ECLI:NL:CRVB:2019:3942
Centrale Raad van Beroep
- Hoger beroep
- Rechtspraak.nl
Hoger beroep tegen besluit studiefinanciering en woonsituatie
In deze zaak heeft de Centrale Raad van Beroep op 20 november 2019 uitspraak gedaan in hoger beroep tegen een besluit van de Minister van Onderwijs, Cultuur en Wetenschap met betrekking tot de studiefinanciering van appellante. Appellante ontving vanaf 1 november 2016 studiefinanciering op basis van de Wet studiefinanciering 2000, waarbij zij als uitwonende studerende werd aangemerkt. Echter, na een controle op 24 februari 2017, waarbij de woonsituatie van appellante werd onderzocht, heeft de minister besloten om de studiefinanciering te herzien en appellante als thuiswonende studerende aan te merken. Dit leidde tot een terugvordering van € 1.037,75.
De rechtbank Den Haag heeft in een eerdere uitspraak het beroep van appellante ongegrond verklaard, waarbij zij de bevindingen van de controleurs als voldoende aannemelijk beschouwde. Appellante heeft echter in hoger beroep aangevoerd dat de verklaring van de hoofdbewoner, die in het rapport is opgenomen, niet door hem is ondertekend en dat het rapport zelf meerdere onjuistheden bevat. De Raad heeft ter zitting vastgesteld dat er ernstige twijfels bestaan over de ondertekening van de verklaring door de hoofdbewoner en dat het rapport onvoldoende onderbouwd is.

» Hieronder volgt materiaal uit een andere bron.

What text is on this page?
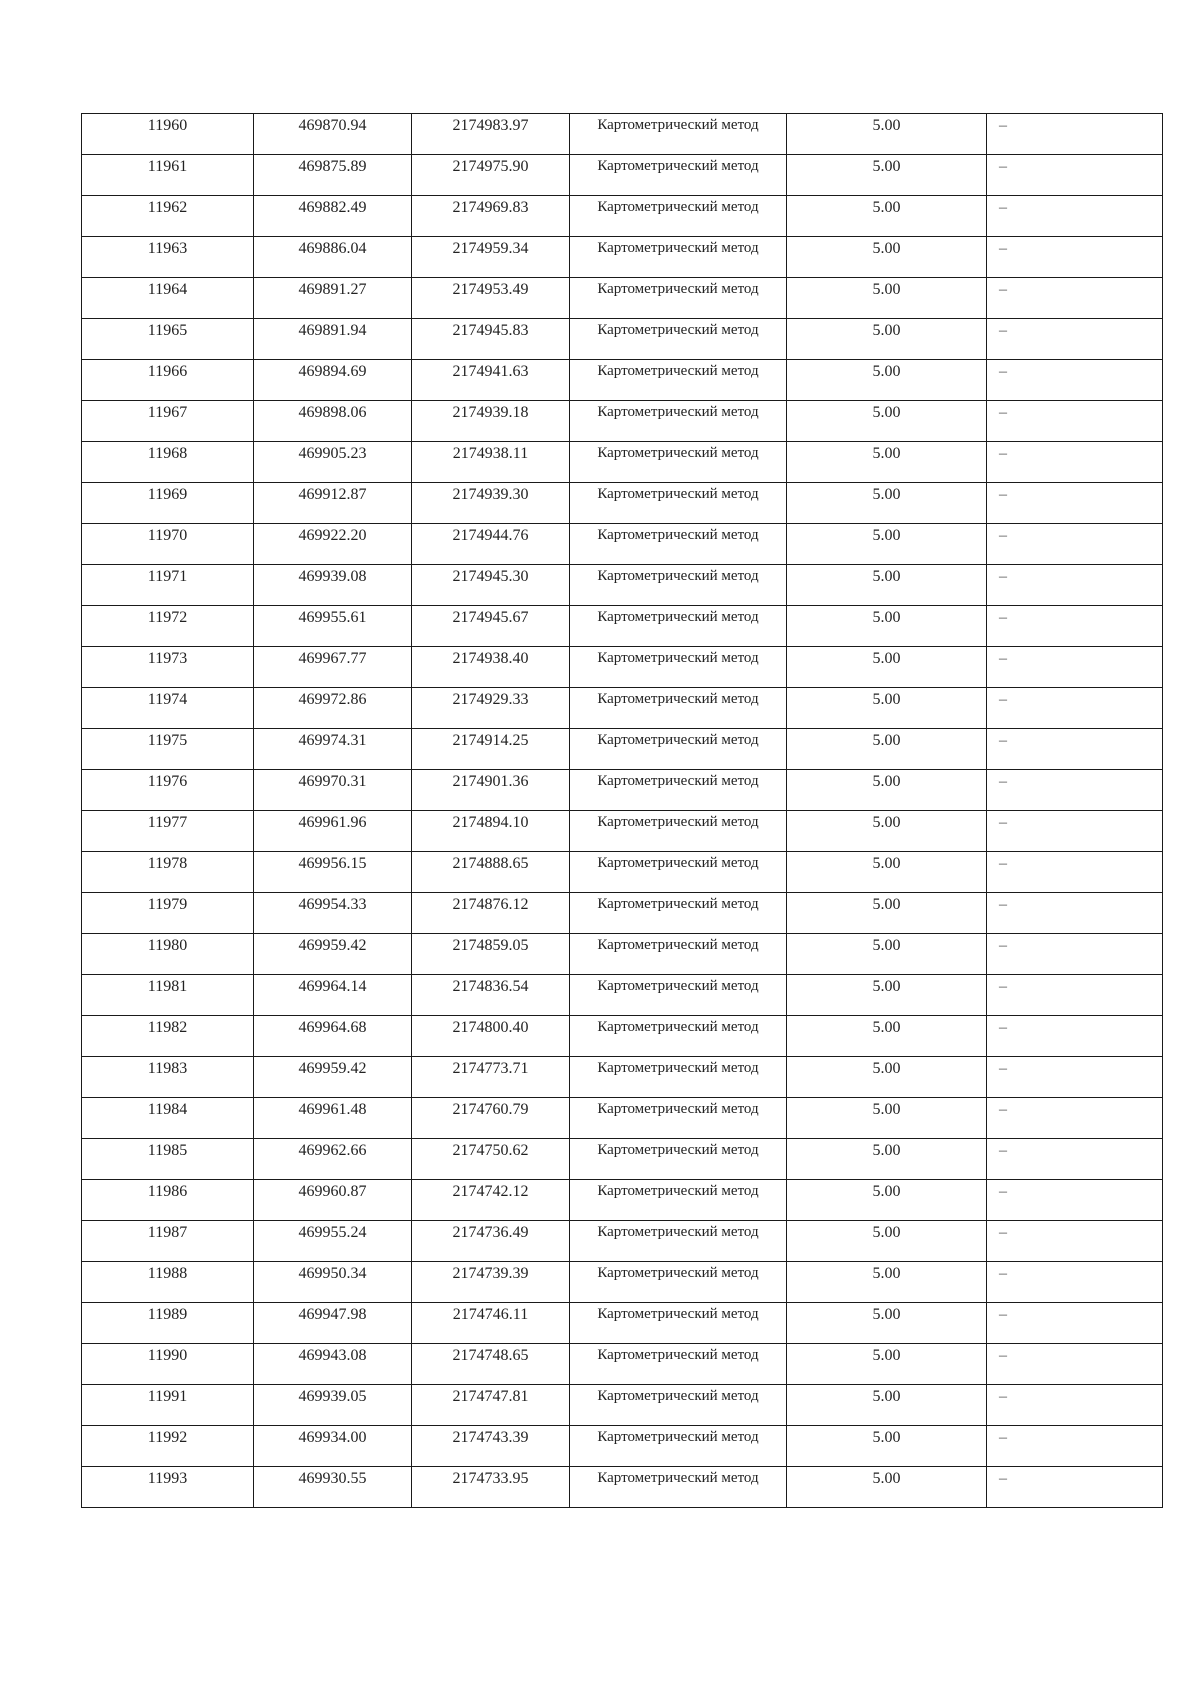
11960	469870.94	2174983.97	Картометрический метод	5.00	–
11961	469875.89	2174975.90	Картометрический метод	5.00	–
11962	469882.49	2174969.83	Картометрический метод	5.00	–
11963	469886.04	2174959.34	Картометрический метод	5.00	–
11964	469891.27	2174953.49	Картометрический метод	5.00	–
11965	469891.94	2174945.83	Картометрический метод	5.00	–
11966	469894.69	2174941.63	Картометрический метод	5.00	–
11967	469898.06	2174939.18	Картометрический метод	5.00	–
11968	469905.23	2174938.11	Картометрический метод	5.00	–
11969	469912.87	2174939.30	Картометрический метод	5.00	–
11970	469922.20	2174944.76	Картометрический метод	5.00	–
11971	469939.08	2174945.30	Картометрический метод	5.00	–
11972	469955.61	2174945.67	Картометрический метод	5.00	–
11973	469967.77	2174938.40	Картометрический метод	5.00	–
11974	469972.86	2174929.33	Картометрический метод	5.00	–
11975	469974.31	2174914.25	Картометрический метод	5.00	–
11976	469970.31	2174901.36	Картометрический метод	5.00	–
11977	469961.96	2174894.10	Картометрический метод	5.00	–
11978	469956.15	2174888.65	Картометрический метод	5.00	–
11979	469954.33	2174876.12	Картометрический метод	5.00	–
11980	469959.42	2174859.05	Картометрический метод	5.00	–
11981	469964.14	2174836.54	Картометрический метод	5.00	–
11982	469964.68	2174800.40	Картометрический метод	5.00	–
11983	469959.42	2174773.71	Картометрический метод	5.00	–
11984	469961.48	2174760.79	Картометрический метод	5.00	–
11985	469962.66	2174750.62	Картометрический метод	5.00	–
11986	469960.87	2174742.12	Картометрический метод	5.00	–
11987	469955.24	2174736.49	Картометрический метод	5.00	–
11988	469950.34	2174739.39	Картометрический метод	5.00	–
11989	469947.98	2174746.11	Картометрический метод	5.00	–
11990	469943.08	2174748.65	Картометрический метод	5.00	–
11991	469939.05	2174747.81	Картометрический метод	5.00	–
11992	469934.00	2174743.39	Картометрический метод	5.00	–
11993	469930.55	2174733.95	Картометрический метод	5.00	–
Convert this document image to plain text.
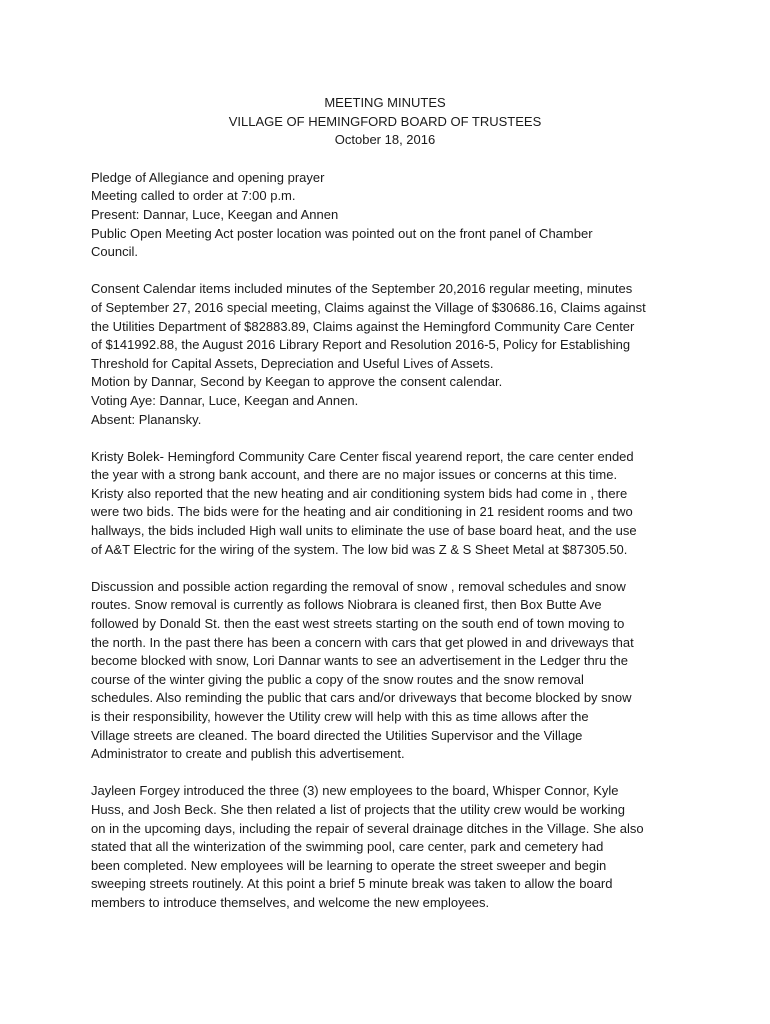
MEETING MINUTES
VILLAGE OF HEMINGFORD BOARD OF TRUSTEES
October 18, 2016
Pledge of Allegiance and opening prayer
Meeting called to order at 7:00 p.m.
Present: Dannar, Luce, Keegan and Annen
Public Open Meeting Act poster location was pointed out on the front panel of Chamber
Council.
Consent Calendar items included minutes of the September 20,2016 regular meeting, minutes
of September 27, 2016 special meeting, Claims against the Village of $30686.16, Claims against
the Utilities Department of $82883.89, Claims against the Hemingford Community Care Center
of $141992.88, the August 2016 Library Report and Resolution 2016-5, Policy for Establishing
Threshold for Capital Assets, Depreciation and Useful Lives of Assets.
Motion by Dannar, Second by Keegan to approve the consent calendar.
Voting Aye: Dannar, Luce, Keegan and Annen.
Absent: Planansky.
Kristy Bolek- Hemingford Community Care Center fiscal yearend report, the care center ended
the year with a strong bank account, and there are no major issues or concerns at this time.
Kristy also reported that the new heating and air conditioning system bids had come in , there
were two bids. The bids were for the heating and air conditioning in 21 resident rooms and two
hallways, the bids included High wall units to eliminate the use of base board heat, and the use
of A&T Electric for the wiring of the system. The low bid was Z & S Sheet Metal at $87305.50.
Discussion and possible action regarding the removal of snow , removal schedules and snow
routes. Snow removal is currently as follows Niobrara is cleaned first, then Box Butte Ave
followed by Donald St. then the east west streets starting on the south end of town moving to
the north. In the past there has been a concern with cars that get plowed in and driveways that
become blocked with snow, Lori Dannar wants to see an advertisement in the Ledger thru the
course of the winter giving the public a copy of the snow routes and the snow removal
schedules. Also reminding the public that cars and/or driveways that become blocked by snow
is their responsibility, however the Utility crew will help with this as time allows after the
Village streets are cleaned. The board directed the Utilities Supervisor and the Village
Administrator to create and publish this advertisement.
Jayleen Forgey introduced the three (3) new employees to the board, Whisper Connor, Kyle
Huss, and Josh Beck. She then related a list of projects that the utility crew would be working
on in the upcoming days, including the repair of several drainage ditches in the Village. She also
stated that all the winterization of the swimming pool, care center, park and cemetery had
been completed. New employees will be learning to operate the street sweeper and begin
sweeping streets routinely. At this point a brief 5 minute break was taken to allow the board
members to introduce themselves, and welcome the new employees.
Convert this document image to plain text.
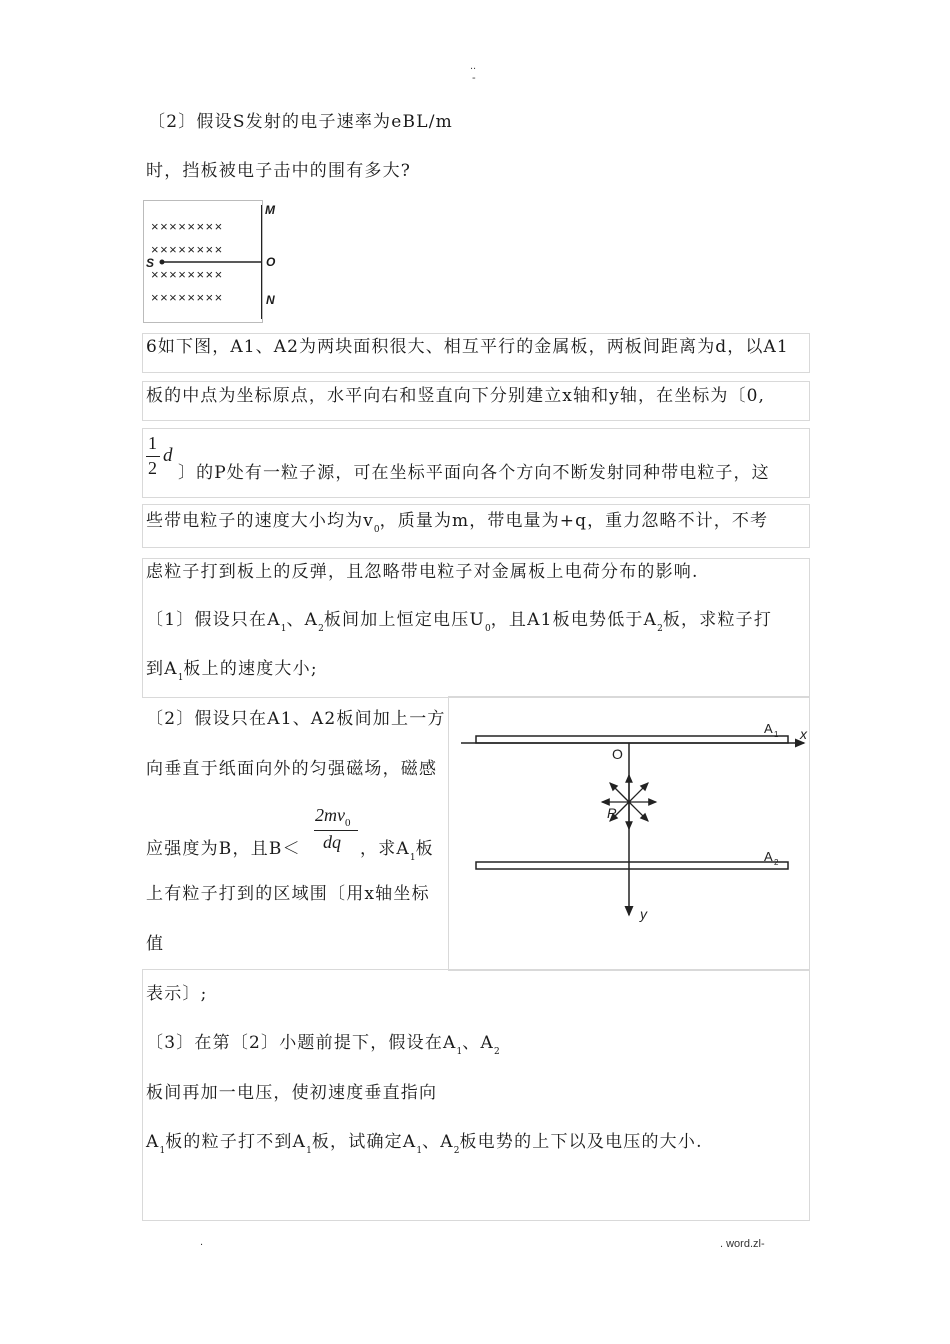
..
-
〔2〕假设S发射的电子速率为eBL/m
时，挡板被电子击中的围有多大?
××××××××
××××××××
××××××××
××××××××
S
M
O
N
6如下图，A1、A2为两块面积很大、相互平行的金属板，两板间距离为d，以A1
板的中点为坐标原点，水平向右和竖直向下分别建立x轴和y轴，在坐标为〔0,
1
2
d
〕的P处有一粒子源，可在坐标平面向各个方向不断发射同种带电粒子，这
些带电粒子的速度大小均为$v_0$，质量为m，带电量为+q，重力忽略不计，不考
虑粒子打到板上的反弹，且忽略带电粒子对金属板上电荷分布的影响.
〔1〕假设只在$A_1$、$A_2$板间加上恒定电压$U_0$，且A1板电势低于$A_2$板，求粒子打
到$A_1$板上的速度大小;
〔2〕假设只在A1、A2板间加上一方
向垂直于纸面向外的匀强磁场，磁感
$2mv_0$
dq
应强度为B，且B＜	，求$A_1$板
上有粒子打到的区域围〔用x轴坐标
值
O
P
A 1
A 2
x
y
表示〕;
〔3〕在第〔2〕小题前提下，假设在$A_1$、$A_2$
板间再加一电压，使初速度垂直指向
$A_1$板的粒子打不到$A_1$板，试确定$A_1$、$A_2$板电势的上下以及电压的大小.
.	. word.zl-
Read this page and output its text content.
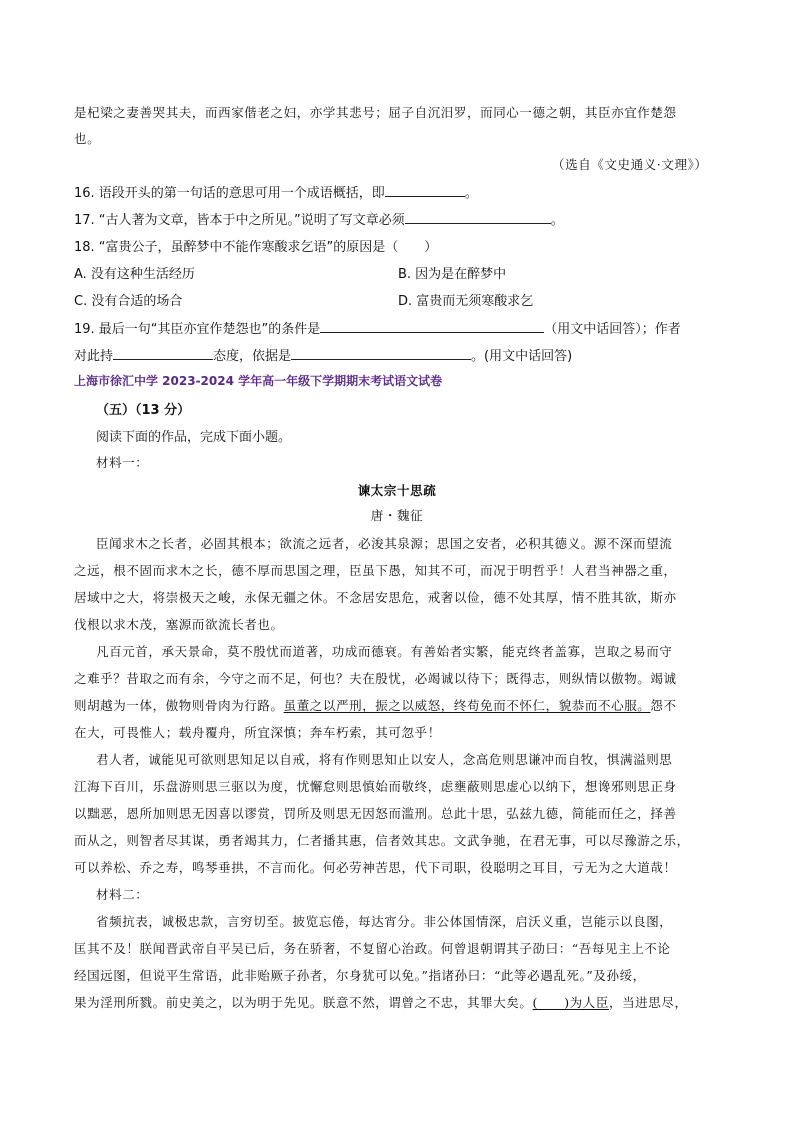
是杞梁之妻善哭其夫，而西家偕老之妇，亦学其悲号；屈子自沉汨罗，而同心一德之朝，其臣亦宜作楚怨
也。
（选自《文史通义·文理》）
16. 语段开头的第一句话的意思可用一个成语概括，即	。
17. “古人著为文章，皆本于中之所见。”说明了写文章必须	。
18. “富贵公子，虽醉梦中不能作寒酸求乞语”的原因是（　　）
A. 没有这种生活经历	B. 因为是在醉梦中
C. 没有合适的场合	D. 富贵而无须寒酸求乞
19. 最后一句“其臣亦宜作楚怨也”的条件是	（用文中话回答）；作者
对此持	态度，依据是	。(用文中话回答)
上海市徐汇中学 2023-2024 学年高一年级下学期期末考试语文试卷
（五）（13 分）
阅读下面的作品，完成下面小题。
材料一：
谏太宗十思疏
唐・魏征
臣闻求木之长者，必固其根本；欲流之远者，必浚其泉源；思国之安者，必积其德义。源不深而望流
之远，根不固而求木之长，德不厚而思国之理，臣虽下愚，知其不可，而况于明哲乎！人君当神器之重，
居域中之大，将崇极天之峻，永保无疆之休。不念居安思危，戒奢以俭，德不处其厚，情不胜其欲，斯亦
伐根以求木茂，塞源而欲流长者也。
凡百元首，承天景命，莫不殷忧而道著，功成而德衰。有善始者实繁，能克终者盖寡，岂取之易而守
之难乎？昔取之而有余，今守之而不足，何也？夫在殷忧，必竭诚以待下；既得志，则纵情以傲物。竭诚
则胡越为一体，傲物则骨肉为行路。虽董之以严刑，振之以威怒，终苟免而不怀仁，貌恭而不心服。怨不
在大，可畏惟人；载舟覆舟，所宜深慎；奔车朽索，其可忽乎！
君人者，诚能见可欲则思知足以自戒，将有作则思知止以安人，念高危则思谦冲而自牧，惧满溢则思
江海下百川，乐盘游则思三驱以为度，忧懈怠则思慎始而敬终，虑壅蔽则思虚心以纳下，想谗邪则思正身
以黜恶，恩所加则思无因喜以谬赏，罚所及则思无因怒而滥刑。总此十思，弘兹九德，简能而任之，择善
而从之，则智者尽其谋，勇者竭其力，仁者播其惠，信者效其忠。文武争驰，在君无事，可以尽豫游之乐，
可以养松、乔之寿，鸣琴垂拱，不言而化。何必劳神苦思，代下司职，役聪明之耳目，亏无为之大道哉！
材料二：
省频抗表，诚极忠款，言穷切至。披览忘倦，每达宵分。非公体国情深，启沃义重，岂能示以良图，
匡其不及！朕闻晋武帝自平吴已后，务在骄奢，不复留心治政。何曾退朝谓其子劭曰：“吾每见主上不论
经国远图，但说平生常语，此非贻厥子孙者，尔身犹可以免。”指诸孙曰：“此等必遇乱死。”及孙绥，
果为淫刑所戮。前史美之，以为明于先见。朕意不然，谓曾之不忠，其罪大矣。(　　)为人臣，当进思尽，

De Centrale Raad van Beroep heeft het hoger beroep gegrond verklaard, de eerdere uitspraak vernietigd en het besluit van de minister herroepen. De Raad heeft bepaald dat het geschil definitief wordt beslecht, aangezien nader onderzoek naar de situatie ten tijde van de controle niet meer mogelijk is. Tevens is de minister veroordeeld in de proceskosten van appellante tot een bedrag van € 2.560,- en dient de minister het griffierecht van € 172,- te vergoeden.